Ha voglia di tornare con la memoria a quel Natale di sangue?
"Faccio fatica. Ma ricordare è necessario perché queste tragedie non devono più accadere".
Dove rimase ferita?
"Al capo, al volto, la bocca era devastata. Per molto tempo dopo l’intervento non riuscivo nemmeno a parlare. Oggi mi porto dietro una cicatrice al mento e un dente ricostruito che mi dà ancora problemi".
In che parte del treno viaggiavate?
"Nella carrozza accanto a quella dell’esplosione. Eravamo in piedi, c’era una gran ressa".
La bomba.
"Fu un gran boato, come se il mondo si fosse capovolto all’improvviso. L’operatore che stava controllando i biglietti mi rovinò addosso. Fui investita da una pioggia di schegge. Ero una maschera di sangue".
Cosa vide intorno?
"Tutti urlavano, si lamentavano e cercavano di fuggire anche se la galleria era quasi al buio. Vidi morire accanto a me una signora che viaggiava col figlio".
Panico totale.
"Pensavamo a un incidente. Le mie amiche, anche loro molto scosse ma illese, mi aiutarono e ci precipitammo fuori uscendo dal finestrino".
Ricorda i primi soccorsi?
"Le mie amiche, Lorena Evangelisti e Paola Baroni, rimasero sempre accanto a me. Ci vollero quattro ore per vedere i vigili del fuoco, furono i miei angeli, il paradiso, la barella sulla quale mi portarono via".

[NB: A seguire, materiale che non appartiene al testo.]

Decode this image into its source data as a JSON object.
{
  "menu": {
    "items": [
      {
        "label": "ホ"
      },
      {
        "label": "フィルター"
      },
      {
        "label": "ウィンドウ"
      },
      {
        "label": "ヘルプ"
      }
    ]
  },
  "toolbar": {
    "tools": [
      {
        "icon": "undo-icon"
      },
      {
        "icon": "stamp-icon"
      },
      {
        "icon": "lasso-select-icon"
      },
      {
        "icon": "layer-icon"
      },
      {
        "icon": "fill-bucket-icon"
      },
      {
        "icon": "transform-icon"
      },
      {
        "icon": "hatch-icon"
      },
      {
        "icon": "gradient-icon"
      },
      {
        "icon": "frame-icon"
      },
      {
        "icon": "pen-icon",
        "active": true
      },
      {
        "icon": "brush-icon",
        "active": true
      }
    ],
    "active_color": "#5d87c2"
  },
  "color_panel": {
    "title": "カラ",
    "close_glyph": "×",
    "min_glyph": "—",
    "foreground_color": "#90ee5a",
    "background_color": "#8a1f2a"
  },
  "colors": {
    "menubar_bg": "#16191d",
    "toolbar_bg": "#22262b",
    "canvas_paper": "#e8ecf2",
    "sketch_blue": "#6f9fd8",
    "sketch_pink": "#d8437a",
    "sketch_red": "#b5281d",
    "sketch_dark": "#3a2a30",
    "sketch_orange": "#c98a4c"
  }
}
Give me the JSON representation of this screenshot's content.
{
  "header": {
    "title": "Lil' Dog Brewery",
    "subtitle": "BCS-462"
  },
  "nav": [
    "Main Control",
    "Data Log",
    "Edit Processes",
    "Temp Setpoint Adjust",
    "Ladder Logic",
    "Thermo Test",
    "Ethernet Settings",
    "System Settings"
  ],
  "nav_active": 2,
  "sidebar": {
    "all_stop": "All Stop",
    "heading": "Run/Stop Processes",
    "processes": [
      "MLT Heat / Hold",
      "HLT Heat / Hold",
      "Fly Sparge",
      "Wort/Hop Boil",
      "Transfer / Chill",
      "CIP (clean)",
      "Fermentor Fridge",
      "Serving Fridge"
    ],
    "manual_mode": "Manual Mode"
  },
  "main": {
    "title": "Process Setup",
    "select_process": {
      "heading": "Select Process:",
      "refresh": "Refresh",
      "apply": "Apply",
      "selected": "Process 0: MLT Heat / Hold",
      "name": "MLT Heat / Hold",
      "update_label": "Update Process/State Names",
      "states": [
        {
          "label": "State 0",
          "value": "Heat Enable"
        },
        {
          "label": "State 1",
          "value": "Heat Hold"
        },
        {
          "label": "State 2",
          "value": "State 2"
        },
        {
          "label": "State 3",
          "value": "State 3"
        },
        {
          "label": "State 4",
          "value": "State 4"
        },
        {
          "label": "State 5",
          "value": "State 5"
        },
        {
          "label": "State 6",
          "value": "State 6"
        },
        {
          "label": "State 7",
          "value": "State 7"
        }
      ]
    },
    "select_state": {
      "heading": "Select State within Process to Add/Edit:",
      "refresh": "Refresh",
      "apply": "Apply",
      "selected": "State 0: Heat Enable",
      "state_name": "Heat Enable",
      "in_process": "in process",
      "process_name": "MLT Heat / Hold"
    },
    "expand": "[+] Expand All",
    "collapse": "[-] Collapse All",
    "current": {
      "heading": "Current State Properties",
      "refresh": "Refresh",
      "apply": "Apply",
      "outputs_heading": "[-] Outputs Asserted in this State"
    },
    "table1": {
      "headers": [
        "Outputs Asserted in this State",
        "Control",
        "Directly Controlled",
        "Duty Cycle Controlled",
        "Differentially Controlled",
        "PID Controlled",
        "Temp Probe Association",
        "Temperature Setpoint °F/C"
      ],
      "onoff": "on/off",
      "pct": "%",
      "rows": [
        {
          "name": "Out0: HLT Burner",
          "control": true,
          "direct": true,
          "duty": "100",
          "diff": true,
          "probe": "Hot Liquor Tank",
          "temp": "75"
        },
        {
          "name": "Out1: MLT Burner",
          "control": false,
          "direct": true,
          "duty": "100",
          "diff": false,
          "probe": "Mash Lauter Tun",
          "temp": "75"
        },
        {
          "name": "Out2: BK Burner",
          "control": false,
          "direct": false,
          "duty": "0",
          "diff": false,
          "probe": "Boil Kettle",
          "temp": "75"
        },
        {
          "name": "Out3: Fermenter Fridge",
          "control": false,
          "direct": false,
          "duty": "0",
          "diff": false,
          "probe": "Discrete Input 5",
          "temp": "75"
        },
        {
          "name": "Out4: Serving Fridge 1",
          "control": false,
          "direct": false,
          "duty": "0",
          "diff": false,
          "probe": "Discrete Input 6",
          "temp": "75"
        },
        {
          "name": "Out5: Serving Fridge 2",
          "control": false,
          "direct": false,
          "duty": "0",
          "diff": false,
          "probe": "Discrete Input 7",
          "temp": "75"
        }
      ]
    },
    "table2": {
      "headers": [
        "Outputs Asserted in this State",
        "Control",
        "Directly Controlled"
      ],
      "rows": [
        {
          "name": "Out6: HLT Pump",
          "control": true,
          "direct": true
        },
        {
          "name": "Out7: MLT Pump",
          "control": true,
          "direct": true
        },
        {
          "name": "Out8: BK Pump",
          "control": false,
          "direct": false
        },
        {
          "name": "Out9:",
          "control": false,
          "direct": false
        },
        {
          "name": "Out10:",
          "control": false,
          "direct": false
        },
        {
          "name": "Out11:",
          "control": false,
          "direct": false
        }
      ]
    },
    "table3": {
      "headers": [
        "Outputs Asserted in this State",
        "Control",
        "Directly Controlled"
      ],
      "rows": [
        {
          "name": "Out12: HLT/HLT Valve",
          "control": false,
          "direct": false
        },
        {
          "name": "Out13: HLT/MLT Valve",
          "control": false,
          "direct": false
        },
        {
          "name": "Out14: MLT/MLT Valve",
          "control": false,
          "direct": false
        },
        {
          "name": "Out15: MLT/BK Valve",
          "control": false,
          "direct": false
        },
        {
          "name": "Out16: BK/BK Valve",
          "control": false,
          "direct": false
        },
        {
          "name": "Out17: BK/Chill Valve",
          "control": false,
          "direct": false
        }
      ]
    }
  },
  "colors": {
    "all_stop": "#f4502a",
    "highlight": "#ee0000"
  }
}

Come fu la ripresa nei mesi successivi?
"Durissima. Dovetti curarmi alla bocca a lungo, faticavo a parlare e a mangiare. Mi chiusi in casa, persi un anno di università. E per tanto tempo evitai di salire su un treno, ero paralizzata dalla paura. Ancora oggi ho gli incubi. L’inferno di quella notte non passa mai".